Mozart smascherato

“Le nozze di Figaro”. Regia G.Strehler, direttore R.Muti. Wiener Philharmoniker, Wiener Staatsopernchor. Drammaticità preverdiana, quasi, nell’avvio della “folla giornata” di Figaro e compagni. Muti, nei primi due atti, insiste sul gioco delle maschere sotto cui ognuno si cela con sterzate dell’orchestra, colpi bassi degli archi gravi e delle percussioni, ambiguità sulla pseudoinnocenza di tutti, da Cherubino a Bartolo. Poi, negli altri due atti, con l’infittirsi degli equivoci, le maschere cadono, l’ampio gesto direttoriale fa emergere la “misura” mozartiana leggera, ognuno è finalmente sé stesso, così che il “perdono” finale diventa salutare approdo, bisogno universale: nel “Contessa, perdono” si alza l’Andante-Adagio di un corale religioso, una pausa infinita, necessaria perché di perdono – una volta ripresa la vita – ci sarà ancora bisogno.
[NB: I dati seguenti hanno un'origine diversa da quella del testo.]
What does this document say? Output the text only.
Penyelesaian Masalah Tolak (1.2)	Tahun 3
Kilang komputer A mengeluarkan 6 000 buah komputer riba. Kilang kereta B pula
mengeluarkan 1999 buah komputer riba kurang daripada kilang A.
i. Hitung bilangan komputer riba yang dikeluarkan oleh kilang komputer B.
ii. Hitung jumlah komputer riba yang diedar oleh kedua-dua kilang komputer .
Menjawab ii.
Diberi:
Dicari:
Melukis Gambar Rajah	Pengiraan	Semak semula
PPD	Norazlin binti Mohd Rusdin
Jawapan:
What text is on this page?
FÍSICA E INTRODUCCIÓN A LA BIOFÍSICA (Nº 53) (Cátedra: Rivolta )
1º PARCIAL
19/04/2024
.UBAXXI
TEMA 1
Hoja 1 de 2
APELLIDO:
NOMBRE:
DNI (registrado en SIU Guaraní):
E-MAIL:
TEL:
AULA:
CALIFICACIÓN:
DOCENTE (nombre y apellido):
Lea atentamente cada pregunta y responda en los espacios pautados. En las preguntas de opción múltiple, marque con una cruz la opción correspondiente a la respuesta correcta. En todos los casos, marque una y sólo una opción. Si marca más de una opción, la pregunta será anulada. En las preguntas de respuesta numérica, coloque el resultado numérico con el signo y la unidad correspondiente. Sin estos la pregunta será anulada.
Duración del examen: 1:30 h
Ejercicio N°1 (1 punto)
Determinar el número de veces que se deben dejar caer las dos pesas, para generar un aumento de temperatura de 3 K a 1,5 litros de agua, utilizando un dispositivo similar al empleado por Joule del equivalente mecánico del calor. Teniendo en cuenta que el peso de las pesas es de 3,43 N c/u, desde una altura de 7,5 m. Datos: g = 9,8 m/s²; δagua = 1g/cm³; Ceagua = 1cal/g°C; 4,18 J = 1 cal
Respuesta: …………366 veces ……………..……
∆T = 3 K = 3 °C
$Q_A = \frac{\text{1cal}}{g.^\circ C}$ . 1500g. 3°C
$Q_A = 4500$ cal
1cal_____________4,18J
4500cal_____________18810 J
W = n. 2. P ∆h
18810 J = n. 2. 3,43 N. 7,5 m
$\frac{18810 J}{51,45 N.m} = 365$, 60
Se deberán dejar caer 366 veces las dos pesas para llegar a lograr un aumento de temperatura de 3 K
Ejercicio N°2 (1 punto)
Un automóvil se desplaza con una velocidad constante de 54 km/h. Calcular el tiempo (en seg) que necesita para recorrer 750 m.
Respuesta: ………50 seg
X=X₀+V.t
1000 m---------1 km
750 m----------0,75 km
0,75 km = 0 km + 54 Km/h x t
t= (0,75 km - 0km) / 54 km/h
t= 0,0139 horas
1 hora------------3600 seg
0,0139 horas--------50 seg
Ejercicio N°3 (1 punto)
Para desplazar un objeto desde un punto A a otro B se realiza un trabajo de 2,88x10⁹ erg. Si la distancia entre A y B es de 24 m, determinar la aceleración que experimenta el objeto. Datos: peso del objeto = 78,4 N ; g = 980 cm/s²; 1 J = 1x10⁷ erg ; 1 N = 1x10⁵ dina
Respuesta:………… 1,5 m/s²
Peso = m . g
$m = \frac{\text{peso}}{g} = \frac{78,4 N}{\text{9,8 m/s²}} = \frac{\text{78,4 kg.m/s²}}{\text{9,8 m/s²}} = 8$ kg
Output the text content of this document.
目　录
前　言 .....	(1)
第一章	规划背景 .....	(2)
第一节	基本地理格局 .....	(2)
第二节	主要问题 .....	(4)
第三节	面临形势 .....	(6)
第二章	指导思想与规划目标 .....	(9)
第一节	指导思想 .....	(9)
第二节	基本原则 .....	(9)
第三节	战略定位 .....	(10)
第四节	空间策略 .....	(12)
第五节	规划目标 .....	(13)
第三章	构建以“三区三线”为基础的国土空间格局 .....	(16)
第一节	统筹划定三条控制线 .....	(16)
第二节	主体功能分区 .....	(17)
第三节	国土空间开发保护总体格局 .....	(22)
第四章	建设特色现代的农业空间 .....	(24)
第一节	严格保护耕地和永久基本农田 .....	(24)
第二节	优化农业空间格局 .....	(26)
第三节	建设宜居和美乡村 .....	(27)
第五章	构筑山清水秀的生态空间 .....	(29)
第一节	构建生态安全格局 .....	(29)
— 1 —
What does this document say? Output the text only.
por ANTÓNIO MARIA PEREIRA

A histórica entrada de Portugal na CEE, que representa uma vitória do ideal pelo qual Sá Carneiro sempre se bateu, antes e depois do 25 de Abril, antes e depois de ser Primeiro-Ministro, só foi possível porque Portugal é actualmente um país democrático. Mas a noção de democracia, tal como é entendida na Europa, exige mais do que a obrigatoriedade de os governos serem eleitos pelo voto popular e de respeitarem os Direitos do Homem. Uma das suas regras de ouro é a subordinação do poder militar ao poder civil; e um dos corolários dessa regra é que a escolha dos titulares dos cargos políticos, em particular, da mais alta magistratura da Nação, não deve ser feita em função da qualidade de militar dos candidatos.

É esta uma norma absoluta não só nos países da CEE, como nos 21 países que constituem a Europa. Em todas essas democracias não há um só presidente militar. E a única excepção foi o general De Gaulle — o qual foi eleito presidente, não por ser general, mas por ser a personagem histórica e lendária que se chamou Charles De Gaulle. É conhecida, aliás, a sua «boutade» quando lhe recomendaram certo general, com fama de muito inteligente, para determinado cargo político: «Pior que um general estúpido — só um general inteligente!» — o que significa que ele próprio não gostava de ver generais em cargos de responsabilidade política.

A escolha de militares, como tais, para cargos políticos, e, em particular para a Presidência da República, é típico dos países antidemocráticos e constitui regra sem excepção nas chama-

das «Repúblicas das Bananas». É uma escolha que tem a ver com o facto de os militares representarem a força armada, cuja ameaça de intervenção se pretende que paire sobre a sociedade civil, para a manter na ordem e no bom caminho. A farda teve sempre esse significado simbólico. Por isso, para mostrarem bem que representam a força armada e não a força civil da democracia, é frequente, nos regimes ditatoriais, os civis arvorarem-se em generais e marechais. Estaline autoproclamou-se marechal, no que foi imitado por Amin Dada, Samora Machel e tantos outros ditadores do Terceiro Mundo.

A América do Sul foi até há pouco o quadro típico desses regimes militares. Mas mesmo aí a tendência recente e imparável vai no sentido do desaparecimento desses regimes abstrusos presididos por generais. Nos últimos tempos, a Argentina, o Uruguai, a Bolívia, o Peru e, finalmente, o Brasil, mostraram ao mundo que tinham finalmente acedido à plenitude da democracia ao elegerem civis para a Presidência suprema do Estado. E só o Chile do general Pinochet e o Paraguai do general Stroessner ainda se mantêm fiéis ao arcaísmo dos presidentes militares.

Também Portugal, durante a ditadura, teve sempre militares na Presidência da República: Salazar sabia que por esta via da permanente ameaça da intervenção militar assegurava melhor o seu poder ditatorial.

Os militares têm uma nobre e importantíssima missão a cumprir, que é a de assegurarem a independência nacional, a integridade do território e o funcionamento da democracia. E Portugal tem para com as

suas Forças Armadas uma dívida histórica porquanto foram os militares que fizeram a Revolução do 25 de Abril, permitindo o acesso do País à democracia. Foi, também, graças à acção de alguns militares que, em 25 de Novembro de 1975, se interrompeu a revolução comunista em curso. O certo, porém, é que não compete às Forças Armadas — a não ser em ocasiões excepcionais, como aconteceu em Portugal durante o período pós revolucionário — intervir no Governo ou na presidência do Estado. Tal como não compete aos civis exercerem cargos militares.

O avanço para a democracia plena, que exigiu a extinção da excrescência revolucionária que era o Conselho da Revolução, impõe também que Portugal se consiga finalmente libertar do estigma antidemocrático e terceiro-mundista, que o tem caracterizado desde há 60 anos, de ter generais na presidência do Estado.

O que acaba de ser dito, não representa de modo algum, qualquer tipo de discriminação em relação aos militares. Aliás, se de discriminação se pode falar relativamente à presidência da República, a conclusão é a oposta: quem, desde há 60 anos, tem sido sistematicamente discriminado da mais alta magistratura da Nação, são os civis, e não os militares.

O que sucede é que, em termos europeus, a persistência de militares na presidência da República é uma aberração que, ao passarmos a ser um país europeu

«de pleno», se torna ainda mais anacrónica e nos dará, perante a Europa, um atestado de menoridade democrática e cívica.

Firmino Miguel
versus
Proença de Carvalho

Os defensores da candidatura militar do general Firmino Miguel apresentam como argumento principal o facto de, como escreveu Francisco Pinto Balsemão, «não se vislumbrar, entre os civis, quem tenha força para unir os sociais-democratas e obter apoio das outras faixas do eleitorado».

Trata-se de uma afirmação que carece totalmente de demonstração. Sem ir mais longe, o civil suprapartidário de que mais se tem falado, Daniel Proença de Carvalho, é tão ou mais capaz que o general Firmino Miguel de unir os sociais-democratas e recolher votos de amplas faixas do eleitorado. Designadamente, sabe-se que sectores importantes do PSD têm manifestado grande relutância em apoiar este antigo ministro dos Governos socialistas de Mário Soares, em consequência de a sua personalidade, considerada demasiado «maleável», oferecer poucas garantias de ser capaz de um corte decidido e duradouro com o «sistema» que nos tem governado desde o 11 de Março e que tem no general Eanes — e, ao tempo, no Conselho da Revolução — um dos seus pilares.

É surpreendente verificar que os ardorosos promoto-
Memorabile edizione del sodalizio Muti-Strehler (1981), le Nozze ravennati vedono la concezione “esistenziale” mutiana percorsa da brividi, cui i docili Wiener prestano suoni dal trepido al dolce, dal teso all’ostinato: mobilissimi dietro la “falcata” incalzante – e incantata – con cui un grande Muti indaga senza sosta il “prisma” Mozart, ricevendone tutti un senso finale di pace. Certo, l’allestimento – delicato e chiaro nelle scene e nei costumi – , la ripresa di una regia intelligente e “dentro” le righe, sostiene la musica e il cast: brillano il Figaro di Carlos Alvarez, voce pastosa ed espressiva, il Bartolo potente di Mauro Muraro, l’agile di voce e di scena Susanna di Tatiana Lisnic, la grandiosa (e maliziosa) Contessa di Melanie Diener. Successo vivissimo, in attesa di un nuovo allestimento.